The benefit and side effects of GALAFOLD were evaluated primarily in one clinical trial. Trial 1 enrolled adults with Fabry disease who had a genetic change and corresponding enzyme change. The enzyme change was determined to be a good target for therapy with GALAFOLD based on laboratory data. The patients never received treatment to replace the missing enzyme or had not received treatment to replace the missing enzyme for at least 6 months. Patients were randomly assigned to receive GALAFOLD or placebo once every other day for 6 months. Neither the patients nor the health care providers knew which treatment was being given until after the trial was completed.
The benefit of GALAFOLD was assessed after 6 months of treatment, by determining the number of fat deposits (GL-3) in blood vessel cells of the kidneys (by kidney biopsy). The proportion of patients with a 50% or more reduction in the average number of fat deposits (GL 3) after receiving GALAFOLD was compared to the proportion of patients with a 50% or more reduction in the average number of fat deposits (GL 3) after receiving the placebo.
How were the trials designed?
The safety and efficacy of GALAFOLD were established primarily based on one randomized, double-blind, placebo-controlled trial of 6 months’ duration. Patients with Fabry disease who were naïve to GALAFOLD and enzyme replacement therapy or were not treated with enzyme replacement therapy for at least 6 months were evaluated. Patients received GALAFOLD or placebo capsule every other day for 6 months.
The primary efficacy outcome measure was the average number of GL-3 inclusions per kidney interstitial capillary (KIC) as assessed by light microscopy of kidney biopsy samples before and after 6 months of treatment.
GLOSSARY
CLINICAL TRIAL: Voluntary research studies conducted in people and designed to answer specific questions about the safety or effectiveness of drugs, vaccines, other therapies, or new ways of using existing treatments.
COMPARATOR: A previously available treatment or placebo used in clinical trials that is compared to the actual drug being tested.
EFFICACY: How well the drug achieves the desired response when it is taken as described in a controlled clinical setting, such as during a clinical trial.
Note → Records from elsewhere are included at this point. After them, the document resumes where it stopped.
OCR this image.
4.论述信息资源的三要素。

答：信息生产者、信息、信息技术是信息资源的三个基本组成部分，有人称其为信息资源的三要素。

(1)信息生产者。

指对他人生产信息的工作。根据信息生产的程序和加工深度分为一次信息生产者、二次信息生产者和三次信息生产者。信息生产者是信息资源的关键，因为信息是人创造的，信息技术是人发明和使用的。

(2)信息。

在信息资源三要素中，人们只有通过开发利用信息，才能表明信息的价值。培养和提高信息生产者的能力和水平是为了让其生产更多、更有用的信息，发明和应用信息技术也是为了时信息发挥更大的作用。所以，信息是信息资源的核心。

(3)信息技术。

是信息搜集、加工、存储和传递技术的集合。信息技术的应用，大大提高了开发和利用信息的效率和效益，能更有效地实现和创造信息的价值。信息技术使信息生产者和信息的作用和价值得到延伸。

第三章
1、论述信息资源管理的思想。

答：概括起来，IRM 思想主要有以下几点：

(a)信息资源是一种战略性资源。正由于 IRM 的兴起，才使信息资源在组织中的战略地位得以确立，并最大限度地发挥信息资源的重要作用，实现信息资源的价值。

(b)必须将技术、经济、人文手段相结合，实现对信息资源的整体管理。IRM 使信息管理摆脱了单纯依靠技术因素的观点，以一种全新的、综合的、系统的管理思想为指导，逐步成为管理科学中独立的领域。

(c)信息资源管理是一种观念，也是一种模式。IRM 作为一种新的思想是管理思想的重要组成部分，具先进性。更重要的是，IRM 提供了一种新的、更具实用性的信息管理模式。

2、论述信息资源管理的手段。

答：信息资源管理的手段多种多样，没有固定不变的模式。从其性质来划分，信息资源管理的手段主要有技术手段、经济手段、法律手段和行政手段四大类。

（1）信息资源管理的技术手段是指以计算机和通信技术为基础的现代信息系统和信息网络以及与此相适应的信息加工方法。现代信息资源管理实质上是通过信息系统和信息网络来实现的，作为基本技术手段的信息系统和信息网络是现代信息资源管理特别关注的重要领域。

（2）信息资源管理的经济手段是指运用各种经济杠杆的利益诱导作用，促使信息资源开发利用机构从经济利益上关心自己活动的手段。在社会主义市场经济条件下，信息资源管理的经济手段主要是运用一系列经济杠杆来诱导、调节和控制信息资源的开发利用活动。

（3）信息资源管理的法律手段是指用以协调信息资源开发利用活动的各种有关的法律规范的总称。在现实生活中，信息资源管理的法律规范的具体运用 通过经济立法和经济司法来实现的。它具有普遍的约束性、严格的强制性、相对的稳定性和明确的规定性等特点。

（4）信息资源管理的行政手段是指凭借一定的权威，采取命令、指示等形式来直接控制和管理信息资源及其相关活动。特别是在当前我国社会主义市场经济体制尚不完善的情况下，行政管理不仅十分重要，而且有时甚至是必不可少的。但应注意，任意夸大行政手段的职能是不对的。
PLACEBO: An inactive substance or “sugar pill” that looks the same as, and is given the same way as, an active drug or treatment being tested. The effects of the active drug or treatment are compared to the effects of the placebo.
SUBGROUP: A subset of the population studied in a clinical trial. Demographic subsets include sex, race, and age groups.